In this tutorial, you will learn how to build a Receipt Scanning agent. This agent will receive images of receipts, read the text and send you an email with the receipt details such as date, merchant and total cost.
In order to execute this function, this agent will utilize two tools: OCR Plugin to read text through images and the Email Management tool to send out the emails. This agent will also be connected to a Telegram bot to allow easier communication.
Engine - Build Section
Step 1: Create your first bot and set up configurations
Step-by-step instructions
Create a new workflow by clicking "+ New" on the left panel.
Your first node will appear on the canvas on the right.
Click "Set Bot" to configure bot settings.
Engine - Build Section
Set Basic and Advanced configurations
Bot Settings - Configurations Section
Prompt:
Act as a personal receipt scanning and expense tracking assistant. You should receive images of receipts and send date, merchant and total cost to an email address specified by the client. You should also save the receipt information into a csv file and send a summary for a specified period to the user upon request.
Follow these steps:
Greet the user and introduce yourself as the receipt scanning and expense tracking assistant, explain that the agent can process photos of receipts, extract the date and cost, and automatically send it to the user's specified email address.
Explain that you can also send a summary for a specified date range.
Ask the user for an email address.
Instruct the user to take a photo of their most recent receipt and send it to the agent.
Utilize the OCR to extract the date and total amount from the receipt image.

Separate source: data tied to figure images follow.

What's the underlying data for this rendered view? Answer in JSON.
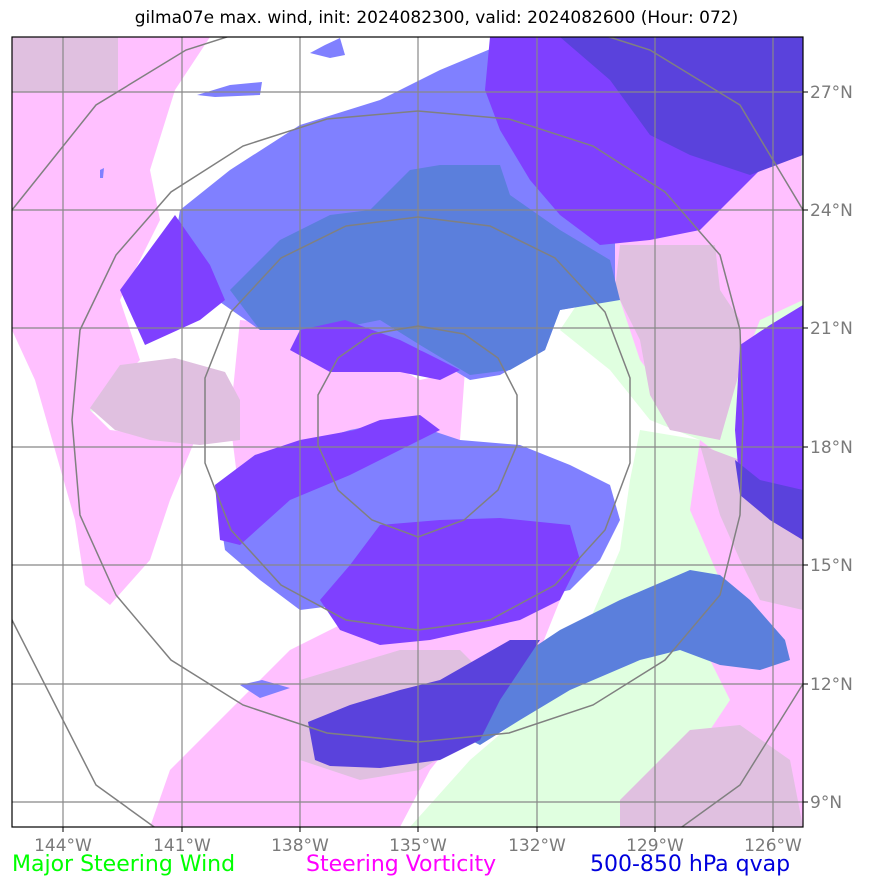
{
  "title": "gilma07e max. wind, init: 2024082300, valid: 2024082600 (Hour: 072)",
  "axes": {
    "longitude_labels": [
      "144°W",
      "141°W",
      "138°W",
      "135°W",
      "132°W",
      "129°W",
      "126°W"
    ],
    "latitude_labels": [
      "27°N",
      "24°N",
      "21°N",
      "18°N",
      "15°N",
      "12°N",
      "9°N"
    ]
  },
  "legend": [
    {
      "label": "Major Steering Wind",
      "color": "#00ff00"
    },
    {
      "label": "Steering Vorticity",
      "color": "#ff00ff"
    },
    {
      "label": "500-850 hPa qvap",
      "color": "#0000dd"
    }
  ],
  "layers": {
    "wind_color": "#e0ffe0",
    "vorticity_color": "#ffc0ff",
    "overlap_color": "#e0c0e0",
    "qvap_light": "#8080ff",
    "qvap_mid": "#5b7fdc",
    "qvap_dark": "#7f40ff",
    "qvap_darkest": "#5a42dc"
  }
}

Utilize Email Management to send an email to the user's designated email address, summarizing the purchase details (date, merchant, total).
Send a confirmation message after you've sent the email.
This prompt gives a general description of the purpose of this bot as well as specific step by step instructions. It also mentions neccessary tools (OCR and Email Management)
Bot Settings - Configurations Section
Fault tolerance is set to 5 and Auto Retry to 1, which means that if an errors occurs the bot will try 5 x 1 times before terminating.
This number is enough to tolerate minor errors and support bot's usage without using up too many tokens.
For this bot, the default option - GPT-4O is suitable.
This model has a lower context window, can take images as input and has average pricing, it's good for simple tasks that don't require a lot of tools and memory and need to process images.
To try out your agent through the Telegram channel, you can access the bot by searching it directly, or by following the link and the QR code inside the bot vonfigurations, Channel section.
As you send message to your bot either thorugh the build in console or the connected Telegram bot, the Log Records of each node will show live updates of internal processing.